Balls into bins, revisited

Throwing ${\displaystyle m}$ balls uniformly and independently to ${\displaystyle n}$ bins, what is the maximum load of all bins with high probability? In the last class, we gave an analysis of this problem by using a counting argument.

Now we give a more "advanced" analysis by using Chernoff bounds.

For any ${\displaystyle i\in [n]}$ and ${\displaystyle j\in [m]}$, let ${\displaystyle X_{ij}}$ be the indicator variable for the event that ball ${\displaystyle j}$ is thrown to bin ${\displaystyle i}$. Obviously

${\displaystyle \mathbf{E}[X_{ij}]=Pr[\text{ball }j\text{ is thrown to bin }i]=\frac{1}{n}}$

Let ${\displaystyle Y_i=\sum _{j\in [m]}{X}_{ij}}$ be the load of bin ${\displaystyle i}$.

Then the expected load of bin ${\displaystyle i}$ is

${\displaystyle (\ast )\mu =\mathbf{E}[Y_i]=\mathbf{E}\left[\sum _{j\in [m]}{X}_{ij}\right]=\sum _{j\in [m]}\mathbf{E}[X_{ij}]=m/n.}$

For the case ${\displaystyle m=n}$, it holds that ${\displaystyle \mu =1}$

Note that ${\displaystyle Y_i}$ is a sum of ${\displaystyle m}$ mutually independent indicator variable. Applying Chernoff bound, for any particular bin ${\displaystyle i\in [n]}$,

${\displaystyle Pr[Y_i>(1+\delta )\mu ]\le {\left(\frac{e^{\delta }}{(1+\delta {)}^{1+\delta }}\right)}^{\mu }.}$

When ${\displaystyle m=n}$

When ${\displaystyle m=n}$, ${\displaystyle \mu =1}$. Write ${\displaystyle c=1+\delta }$. The above bound can be written as

${\displaystyle Pr[Y_i>c]\le \frac{e^{c-1}}{c^c}.}$

Let ${\displaystyle c=\frac{e\ln n}{\ln \ln n}}$, we evaluate ${\displaystyle \frac{e^{c-1}}{c^c}}$ by taking logarithm to its reciprocal.

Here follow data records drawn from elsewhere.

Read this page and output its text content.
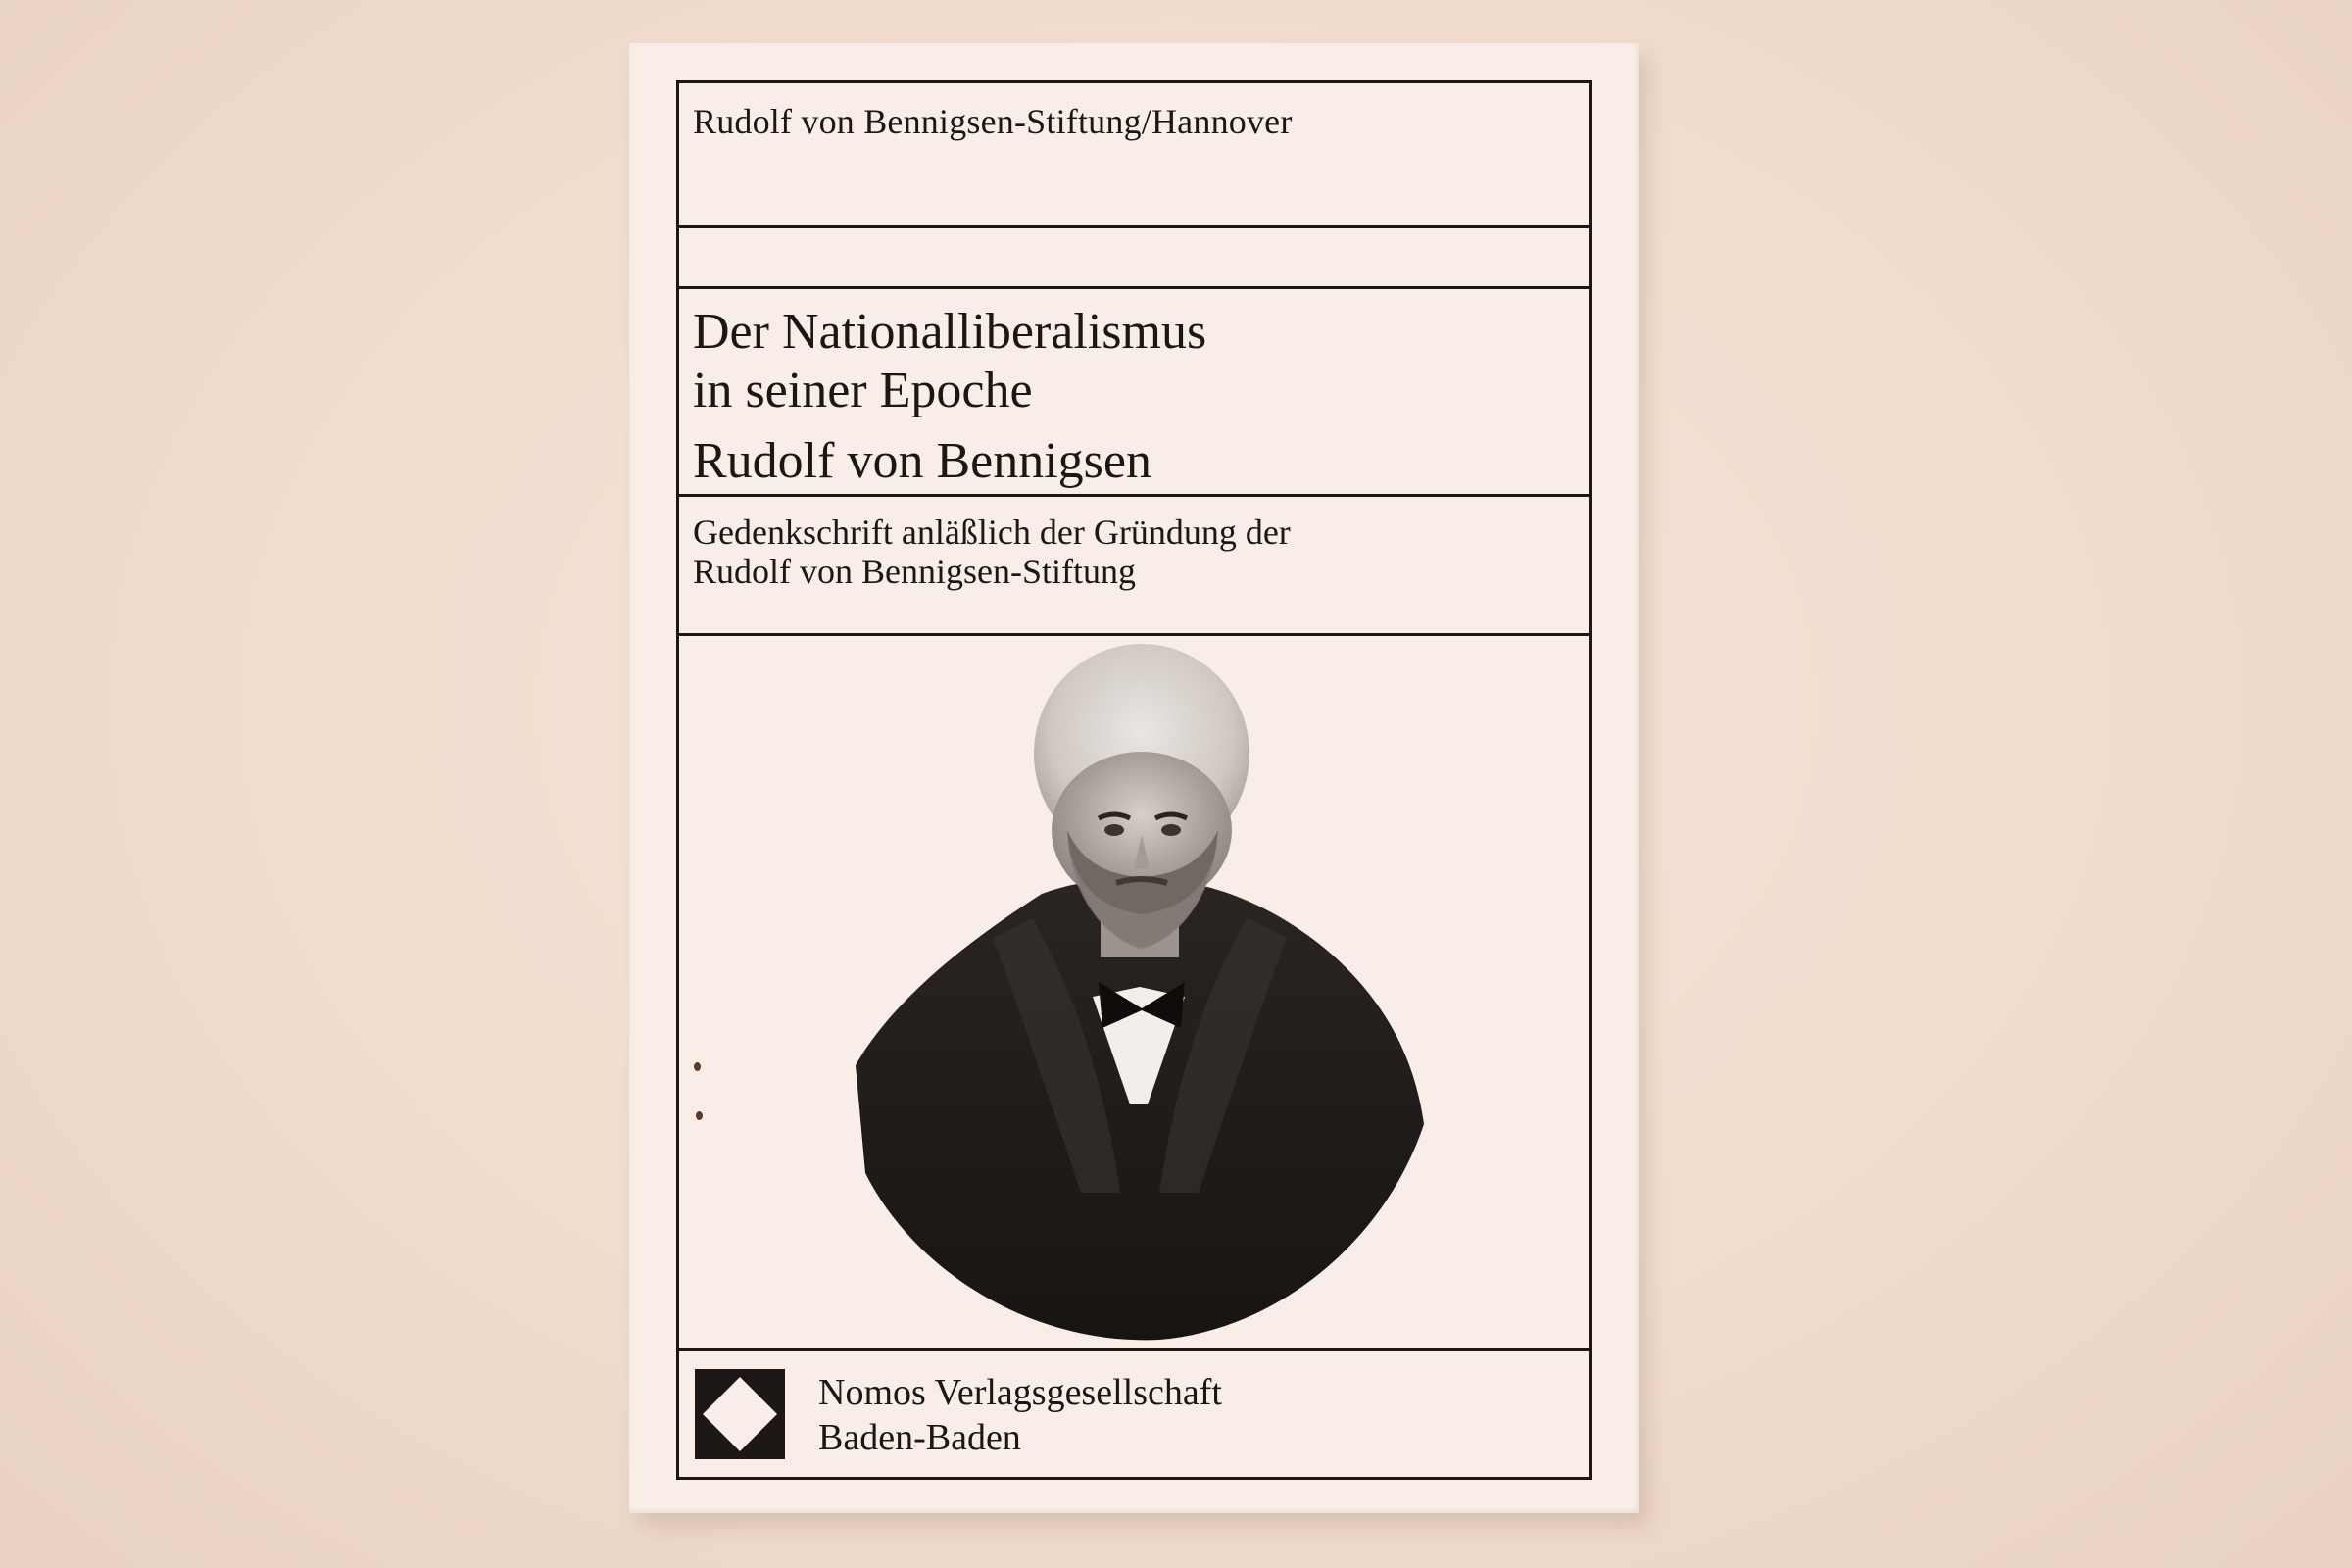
Rudolf von Bennigsen-Stiftung/Hannover
Der Nationalliberalismus
in seiner Epoche
Rudolf von Bennigsen
Gedenkschrift anläßlich der Gründung der
Rudolf von Bennigsen-Stiftung
Nomos Verlagsgesellschaft
Baden-Baden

${\displaystyle \begin{array}{rl}\ln \left(\frac{c^c}{e^{c-1}}\right)& =c\ln c-c+1\\ & =c(\ln c-1)+1\\ & =\frac{e\ln n}{\ln \ln n}(\ln \ln n-\ln \ln \ln n)+1\\ & \ge \frac{e\ln n}{\ln \ln n}\cdot \frac{2}{e}\ln \ln n+1\\ & \ge 2\ln n.\end{array}}$

Thus,

${\displaystyle Pr[Y_i>\frac{e\ln n}{\ln \ln n}]\le \frac{1}{n^2}.}$

Applying the union bound, the probability that there exists a bin with load ${\displaystyle >12\ln n}$ is

${\displaystyle n\cdot Pr[Y_1>\frac{e\ln n}{\ln \ln n}]\le \frac{1}{n}}$.

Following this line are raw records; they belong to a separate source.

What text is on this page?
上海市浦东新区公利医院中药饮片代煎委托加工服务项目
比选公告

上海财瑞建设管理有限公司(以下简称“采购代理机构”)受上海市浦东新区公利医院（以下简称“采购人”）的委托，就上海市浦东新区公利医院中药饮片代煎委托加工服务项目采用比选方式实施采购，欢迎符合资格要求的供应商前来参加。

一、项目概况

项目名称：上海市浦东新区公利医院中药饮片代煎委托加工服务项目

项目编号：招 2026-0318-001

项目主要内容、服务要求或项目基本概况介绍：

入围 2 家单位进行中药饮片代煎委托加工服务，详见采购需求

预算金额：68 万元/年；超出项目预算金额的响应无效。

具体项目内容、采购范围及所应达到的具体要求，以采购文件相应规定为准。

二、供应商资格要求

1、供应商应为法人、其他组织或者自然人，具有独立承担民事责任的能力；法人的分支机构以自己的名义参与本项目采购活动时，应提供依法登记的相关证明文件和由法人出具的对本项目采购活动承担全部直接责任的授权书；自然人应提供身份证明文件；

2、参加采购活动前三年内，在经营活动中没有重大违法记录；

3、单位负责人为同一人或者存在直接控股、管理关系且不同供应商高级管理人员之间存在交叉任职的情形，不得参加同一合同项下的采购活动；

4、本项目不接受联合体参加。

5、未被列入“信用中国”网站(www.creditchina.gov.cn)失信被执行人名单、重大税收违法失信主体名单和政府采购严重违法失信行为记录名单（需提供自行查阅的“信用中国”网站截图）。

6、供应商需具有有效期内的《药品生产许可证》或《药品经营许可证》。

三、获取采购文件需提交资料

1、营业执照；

Therefore, for ${\displaystyle m=n}$, with high probability, the maximum load is ${\displaystyle O\left(\frac{e\ln n}{\ln \ln n}\right)}$.

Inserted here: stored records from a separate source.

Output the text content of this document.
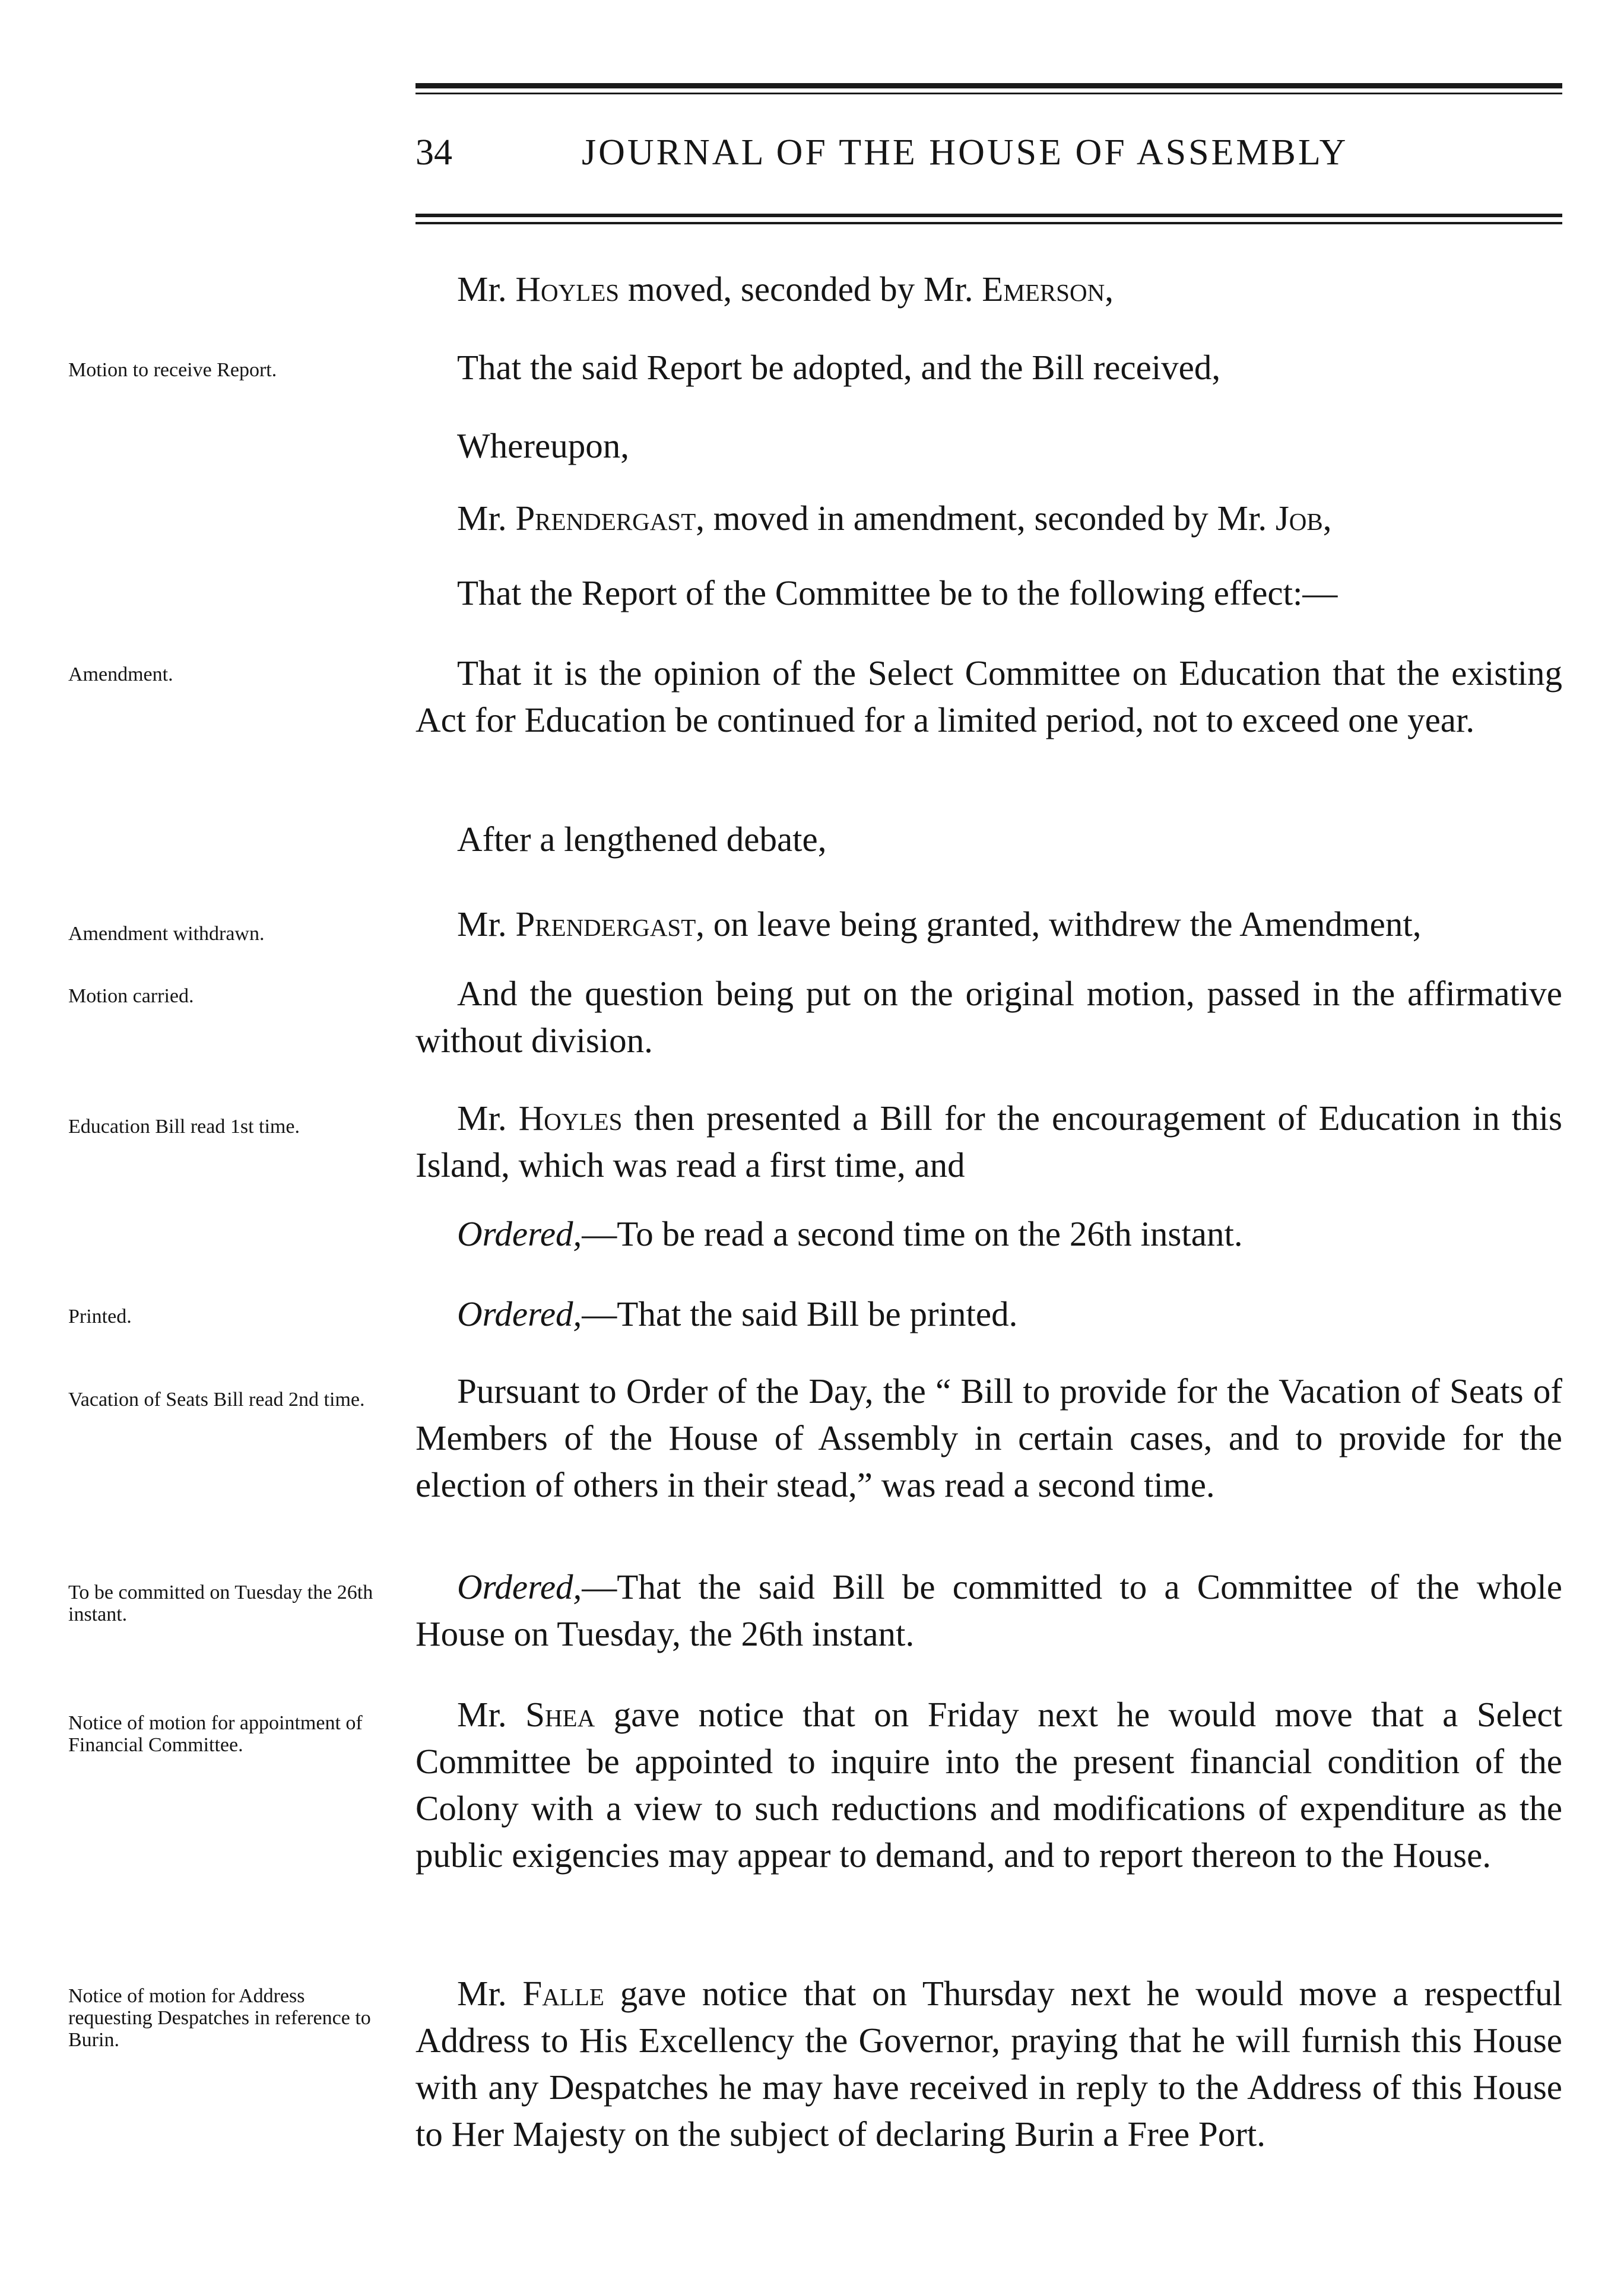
34	JOURNAL OF THE HOUSE OF ASSEMBLY

Motion to receive Report.

Amendment.

Amendment withdrawn.

Motion carried.

Education Bill read 1st time.

Printed.

Vacation of Seats Bill read 2nd time.

To be committed on Tuesday the 26th instant.

Notice of motion for appointment of Financial Committee.

Notice of motion for Address requesting Despatches in reference to Burin.

Mr. Hoyles moved, seconded by Mr. Emerson,

That the said Report be adopted, and the Bill received,

Whereupon,

Mr. Prendergast, moved in amendment, seconded by Mr. Job,

That the Report of the Committee be to the following effect:—

That it is the opinion of the Select Committee on Education that the existing Act for Education be continued for a limited period, not to exceed one year.

After a lengthened debate,

Mr. Prendergast, on leave being granted, withdrew the Amendment,

And the question being put on the original motion, passed in the affirmative without division.

Mr. Hoyles then presented a Bill for the encouragement of Education in this Island, which was read a first time, and

Ordered,—To be read a second time on the 26th instant.

Ordered,—That the said Bill be printed.

Pursuant to Order of the Day, the “ Bill to provide for the Vacation of Seats of Members of the House of Assembly in certain cases, and to provide for the election of others in their stead,” was read a second time.

Ordered,—That the said Bill be committed to a Committee of the whole House on Tuesday, the 26th instant.

Mr. Shea gave notice that on Friday next he would move that a Select Committee be appointed to inquire into the present financial condition of the Colony with a view to such reductions and modifications of expenditure as the public exigencies may appear to demand, and to report thereon to the House.

Mr. Falle gave notice that on Thursday next he would move a respectful Address to His Excellency the Governor, praying that he will furnish this House with any Despatches he may have received in reply to the Address of this House to Her Majesty on the subject of declaring Burin a Free Port.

For larger ${\displaystyle m}$

When ${\displaystyle m\ge n\ln n}$, then according to ${\displaystyle (\ast )}$, ${\displaystyle \mu =\frac{m}{n}\ge \ln n}$

We can apply an easier form of the Chernoff bounds,

${\displaystyle Pr[Y_i\ge 2e\mu ]\le 2^{-2e\mu }\le 2^{-2e\ln n}<\frac{1}{n^2}.}$

By the union bound, the probability that there exists a bin with load ${\displaystyle \ge 2e\frac{m}{n}}$ is,

${\displaystyle n\cdot Pr[Y_1>2e\frac{m}{n}]=n\cdot Pr[Y_1>2e\mu ]\le \frac{1}{n}}$.

Therefore, for ${\displaystyle m\ge n\ln n}$, with high probability, the maximum load is ${\displaystyle O\left(\frac{m}{n}\right)}$.